Only one operational Orion capsule has reached space so far. That was when the unmanned Exploration Flight Test-1 (EFT-1) was launched on December 5, 2014. An even more advanced Orion is currently being prepared for EM-1 and is scheduled to take off in 2019 using the Space Launch System (SLS) rocket. This too will be without a crew.
The EM-2 Orion will be a major step towards the establishment of the Deep Space Gateway station. This will allow man to return to the moon and eventually pave the way for manned flights to Mars. Even though it all sounds promising, the construction is only beginning.
The first step was to weld the command capsule’s forward bulkhead to the tunnel section, to form the top of the spacecraft. Seven large machined aluminium alloy pieces will form the pressure vessel which is the main hull of the craft.

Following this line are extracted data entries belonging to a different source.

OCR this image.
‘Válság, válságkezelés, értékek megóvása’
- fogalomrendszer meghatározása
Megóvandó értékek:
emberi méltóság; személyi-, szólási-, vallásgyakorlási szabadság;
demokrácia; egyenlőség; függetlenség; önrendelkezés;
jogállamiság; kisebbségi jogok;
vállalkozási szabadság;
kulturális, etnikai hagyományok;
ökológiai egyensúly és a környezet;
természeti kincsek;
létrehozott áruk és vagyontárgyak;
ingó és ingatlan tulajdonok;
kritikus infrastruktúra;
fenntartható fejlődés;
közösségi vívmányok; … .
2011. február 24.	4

“Orion has tremendous momentum. We’re finishing assembly of the EM-1 Orion spacecraft in Florida, and simultaneously starting production on the first one that will carry crew,” says Mike Hawes, Lockheed Martin vice president and program manager for Orion. “This is not only the most advanced spacecraft ever built, its production will be more efficient than any previous capsule. For example, look at the progress we’ve made on the EM-2 pressure vessel compared to the first one we built. The latest version is 30 percent lighter and has 80 percent fewer parts. That equates to a substantially more cost-effective and capable spacecraft.”

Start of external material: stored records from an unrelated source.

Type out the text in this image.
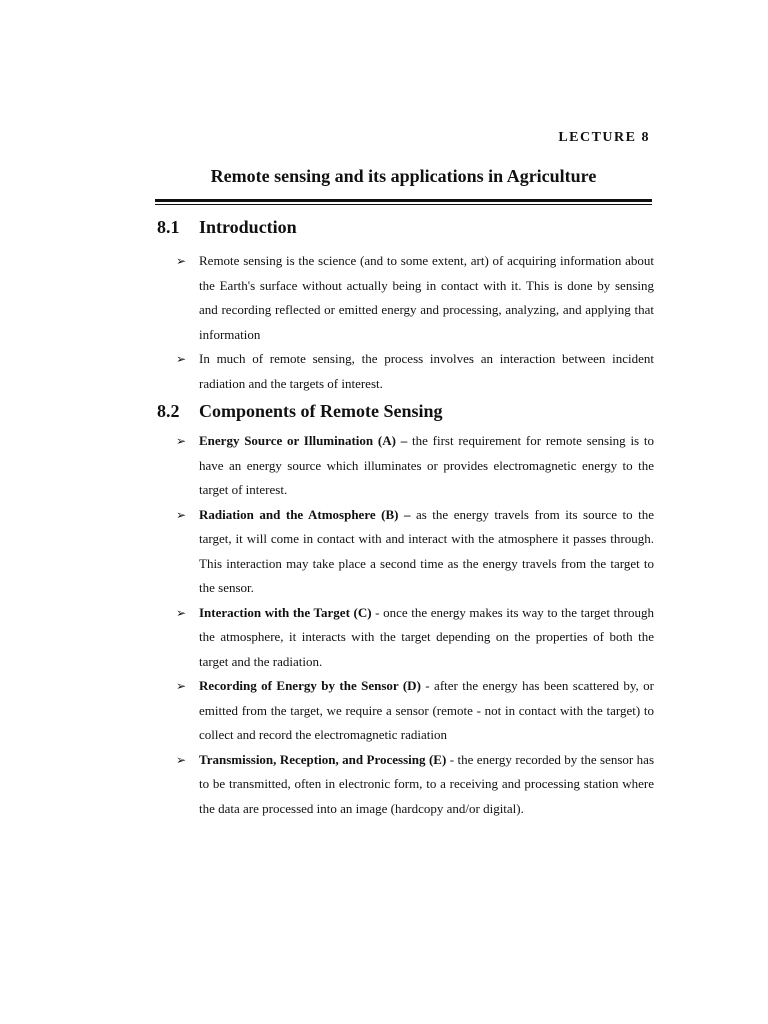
LECTURE 8
Remote sensing and its applications in Agriculture
8.1 Introduction
➢ Remote sensing is the science (and to some extent, art) of acquiring information about the Earth's surface without actually being in contact with it. This is done by sensing and recording reflected or emitted energy and processing, analyzing, and applying that information
➢ In much of remote sensing, the process involves an interaction between incident radiation and the targets of interest.
8.2 Components of Remote Sensing
➢ Energy Source or Illumination (A) – the first requirement for remote sensing is to have an energy source which illuminates or provides electromagnetic energy to the target of interest.
➢ Radiation and the Atmosphere (B) – as the energy travels from its source to the target, it will come in contact with and interact with the atmosphere it passes through. This interaction may take place a second time as the energy travels from the target to the sensor.
➢ Interaction with the Target (C) - once the energy makes its way to the target through the atmosphere, it interacts with the target depending on the properties of both the target and the radiation.
➢ Recording of Energy by the Sensor (D) - after the energy has been scattered by, or emitted from the target, we require a sensor (remote - not in contact with the target) to collect and record the electromagnetic radiation
➢ Transmission, Reception, and Processing (E) - the energy recorded by the sensor has to be transmitted, often in electronic form, to a receiving and processing station where the data are processed into an image (hardcopy and/or digital).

Lockheed Martin says that the construction will continue all the way through September as different parts are added on and only afterwards will it be shipped to the Kennedy Space Center to undergo final assembly and initial testing.
“The EM-1 and EM-2 crew modules are very similar in design, but we’ve made a lot of improvements since we built EM-1, including processes, scheduling, and supply chain, all contributing to a lower cost and faster manufacturing,” says Paul Anderson, director of Orion EM-2 production at Lockheed Martin. “Each of these spacecraft are important, but we realize that the EM-2 capsule is special as it’s the first one to carry astronauts back out to the Moon, something we haven’t done in a long time. It’s something we think about every day.”
It is an exciting prospect of human beings going back into space after years and years of sending rovers and probes.